Prof. Gottschalk weiter: «Durch die ‚eingebaute Bundestagswahl’ war diese IAA politischer als früher. Dabei meine ich nicht nur die Eröffnung durch den Bundeskanzler oder den zweifachen Besuch von Frau Dr. Merkel oder fünf Ministerpräsidenten, die ebenfalls auf der IAA zu Gast waren, sondern auch die Tatsache, dass auf dieser IAA Herausforderungen für die zukünftige Mobilität wie auch Standortfragen politisch im Mittelpunkt standen.»
Die Menschen erwarteten Antworten von dieser Industrie, sie erwarteten vor allem politische Antworten auf die Kostenbelastungen an der Zapfsäule, auf die 4 Mrd. Euro, die ihnen in diesem Jahr durch OPEC, Spekulation und Ökosteuer im Portemonnaie gegenüber 2003 fehlen. Für 31 Prozent der IAA-Besucher ist Kraftstoffverbrauch ein Hauptthema, 2003 waren es erst 25 Prozent.

«Die deutsche Automobilindustrie hat diese Antworten hier auf dieser IAA gegeben. Mit der breiten Palette von Fahrzeugen, die kraftstoffeffizienter, abgasärmer und sauberer geworden sind. Die deutsche Automobilindustrie hat mit nochmals optimierten Benzinmotoren, mit dem ‚Clean Diesel’, den vielen neuen Antriebskonzepten von Hybrid über Erdgas bis Wasserstoff und erneuerbaren Energien von Biodiesel bis Ethanol offensichtlich sogar unsere Kritiker überrascht. Gerade die deutschen Automobilhersteller haben sich für alle Optionen regenerativ erzeugter Kraftstoffe aufgeschlossener und besser vorbereitet gezeigt als alle ihre Wettbewerber. Wir freuen uns über den breiten Zuspruch der Öffentlichkeit, der Parteien oder der Betreiber», so Prof. Gottschalk.

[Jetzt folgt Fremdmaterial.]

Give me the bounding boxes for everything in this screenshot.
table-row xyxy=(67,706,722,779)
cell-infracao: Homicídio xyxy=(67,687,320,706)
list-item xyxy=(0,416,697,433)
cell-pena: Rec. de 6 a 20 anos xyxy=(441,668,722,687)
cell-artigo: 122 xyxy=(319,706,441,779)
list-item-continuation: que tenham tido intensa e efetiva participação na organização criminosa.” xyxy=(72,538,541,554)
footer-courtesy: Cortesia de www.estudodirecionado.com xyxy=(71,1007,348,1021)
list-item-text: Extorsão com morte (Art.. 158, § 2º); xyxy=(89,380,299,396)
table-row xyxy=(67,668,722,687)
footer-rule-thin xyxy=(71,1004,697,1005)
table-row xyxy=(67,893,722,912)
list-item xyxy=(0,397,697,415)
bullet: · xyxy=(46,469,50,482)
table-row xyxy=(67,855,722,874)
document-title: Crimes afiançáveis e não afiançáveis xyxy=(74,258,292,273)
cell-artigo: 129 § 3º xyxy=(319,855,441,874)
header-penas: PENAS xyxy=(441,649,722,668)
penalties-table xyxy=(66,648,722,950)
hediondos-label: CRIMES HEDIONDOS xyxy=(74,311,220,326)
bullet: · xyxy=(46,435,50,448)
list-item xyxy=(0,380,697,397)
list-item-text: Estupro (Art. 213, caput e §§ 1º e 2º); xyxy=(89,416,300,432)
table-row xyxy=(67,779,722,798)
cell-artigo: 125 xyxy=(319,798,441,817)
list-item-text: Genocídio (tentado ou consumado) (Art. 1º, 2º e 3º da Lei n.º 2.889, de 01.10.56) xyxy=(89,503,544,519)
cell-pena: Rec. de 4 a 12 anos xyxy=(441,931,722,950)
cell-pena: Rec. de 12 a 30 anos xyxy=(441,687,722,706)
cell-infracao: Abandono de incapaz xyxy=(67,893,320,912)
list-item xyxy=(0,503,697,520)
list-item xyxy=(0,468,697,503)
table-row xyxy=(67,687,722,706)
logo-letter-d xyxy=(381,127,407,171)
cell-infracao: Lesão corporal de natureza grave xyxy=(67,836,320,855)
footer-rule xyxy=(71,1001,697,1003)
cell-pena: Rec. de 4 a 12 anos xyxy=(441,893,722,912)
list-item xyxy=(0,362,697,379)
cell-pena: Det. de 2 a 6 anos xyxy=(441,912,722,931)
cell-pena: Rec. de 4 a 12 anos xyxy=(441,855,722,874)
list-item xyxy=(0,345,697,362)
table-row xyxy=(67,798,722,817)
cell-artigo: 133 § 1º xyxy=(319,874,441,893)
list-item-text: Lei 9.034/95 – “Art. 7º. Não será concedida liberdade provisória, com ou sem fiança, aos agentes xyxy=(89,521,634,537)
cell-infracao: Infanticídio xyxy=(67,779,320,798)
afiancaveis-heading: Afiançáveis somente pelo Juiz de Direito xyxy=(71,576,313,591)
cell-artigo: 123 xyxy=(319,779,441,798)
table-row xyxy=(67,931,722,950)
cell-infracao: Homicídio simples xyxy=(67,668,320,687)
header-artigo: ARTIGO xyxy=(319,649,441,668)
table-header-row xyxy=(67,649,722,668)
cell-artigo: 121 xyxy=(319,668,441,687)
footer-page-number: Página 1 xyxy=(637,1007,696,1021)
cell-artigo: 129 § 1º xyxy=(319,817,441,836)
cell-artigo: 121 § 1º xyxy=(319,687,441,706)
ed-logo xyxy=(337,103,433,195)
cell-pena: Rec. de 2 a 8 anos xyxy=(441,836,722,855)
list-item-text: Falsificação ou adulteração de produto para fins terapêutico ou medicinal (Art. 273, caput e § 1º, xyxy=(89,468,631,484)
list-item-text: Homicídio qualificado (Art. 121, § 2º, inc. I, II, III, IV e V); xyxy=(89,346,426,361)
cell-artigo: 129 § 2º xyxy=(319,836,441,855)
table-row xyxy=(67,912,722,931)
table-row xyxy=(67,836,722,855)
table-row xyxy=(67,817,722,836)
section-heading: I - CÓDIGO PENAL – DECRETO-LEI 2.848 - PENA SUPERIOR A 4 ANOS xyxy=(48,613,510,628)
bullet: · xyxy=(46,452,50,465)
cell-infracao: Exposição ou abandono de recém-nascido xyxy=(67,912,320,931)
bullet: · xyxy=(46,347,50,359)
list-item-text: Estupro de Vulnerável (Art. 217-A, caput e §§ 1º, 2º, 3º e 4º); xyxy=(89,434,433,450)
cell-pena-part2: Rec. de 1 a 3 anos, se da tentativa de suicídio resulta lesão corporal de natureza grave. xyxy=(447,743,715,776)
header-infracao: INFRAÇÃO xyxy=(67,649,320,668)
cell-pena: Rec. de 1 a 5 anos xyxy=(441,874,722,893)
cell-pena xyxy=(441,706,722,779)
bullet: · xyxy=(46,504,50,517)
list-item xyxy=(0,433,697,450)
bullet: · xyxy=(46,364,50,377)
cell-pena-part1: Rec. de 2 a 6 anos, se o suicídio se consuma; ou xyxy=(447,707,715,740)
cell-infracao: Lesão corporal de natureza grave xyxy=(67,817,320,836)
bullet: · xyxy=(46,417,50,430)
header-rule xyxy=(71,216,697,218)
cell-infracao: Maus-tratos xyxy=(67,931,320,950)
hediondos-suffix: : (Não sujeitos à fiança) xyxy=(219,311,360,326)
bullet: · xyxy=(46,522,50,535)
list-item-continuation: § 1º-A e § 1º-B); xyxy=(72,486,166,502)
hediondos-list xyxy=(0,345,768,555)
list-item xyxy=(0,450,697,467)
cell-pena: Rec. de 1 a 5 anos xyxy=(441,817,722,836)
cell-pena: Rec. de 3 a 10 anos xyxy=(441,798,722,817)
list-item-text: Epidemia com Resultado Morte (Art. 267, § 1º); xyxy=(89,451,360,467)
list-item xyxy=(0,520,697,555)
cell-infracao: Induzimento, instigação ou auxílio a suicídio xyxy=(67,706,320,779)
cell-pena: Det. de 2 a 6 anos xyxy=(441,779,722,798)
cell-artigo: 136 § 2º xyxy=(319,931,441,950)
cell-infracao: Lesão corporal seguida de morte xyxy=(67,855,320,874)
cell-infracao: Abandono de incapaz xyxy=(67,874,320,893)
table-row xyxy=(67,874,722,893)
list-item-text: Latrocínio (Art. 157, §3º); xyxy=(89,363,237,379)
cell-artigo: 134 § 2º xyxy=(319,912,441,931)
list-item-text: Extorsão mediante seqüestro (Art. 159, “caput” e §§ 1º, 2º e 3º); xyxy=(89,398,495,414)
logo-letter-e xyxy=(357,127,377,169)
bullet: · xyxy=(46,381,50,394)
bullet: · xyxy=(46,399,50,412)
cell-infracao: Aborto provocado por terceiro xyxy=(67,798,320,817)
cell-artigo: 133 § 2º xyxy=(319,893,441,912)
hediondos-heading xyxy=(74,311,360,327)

1041 Aussteller aus 45 Ländern haben auf der IAA auf 225000 m² ihre Innovationen gezeigt. 14250 Journalisten aus 93 Ländern berichteten über die weltgrößte Automobilmesse; 40 Prozent der Journalisten kamen aus dem Ausland. Die rund 940000 Besucher kamen aus 99 Ländern. Jeder 7. Fachbesucher kam aus dem Ausland (2003: jeder 9.), der größte Teil davon aus Europa (72 Prozent); der Anteil der Fachbesucher aus Asien stieg auf 15 Prozent (2003: 9 Prozent), der aus Amerika auf 10 Prozent (2003: 4 Prozent).
Über 50 Delegationen aus dem außereuropäischen Ausland haben die IAA besucht. Die Spannbreite reicht von Japan, China, Hongkong, Thailand und Indien bis zu Lateinamerika, Russland und Afrika.
Der Bekanntheitsgrad der IAA ist hoch: 89 Prozent der deutschen Bevölkerung kennen die IAA. Die meisten IAA-Besucher (63 Prozent) reisen mit dem Auto an, mit der Bahn kommen 19 Prozent.

Zahlreiche in Eisenach ansässige Unternehmen waren auf der IAA vertreten. So u.a. FER, edag, automotive thüringen e.V. (at), plastic omnium, emitec, Opel, BMW und Automotive Competence Center (acc).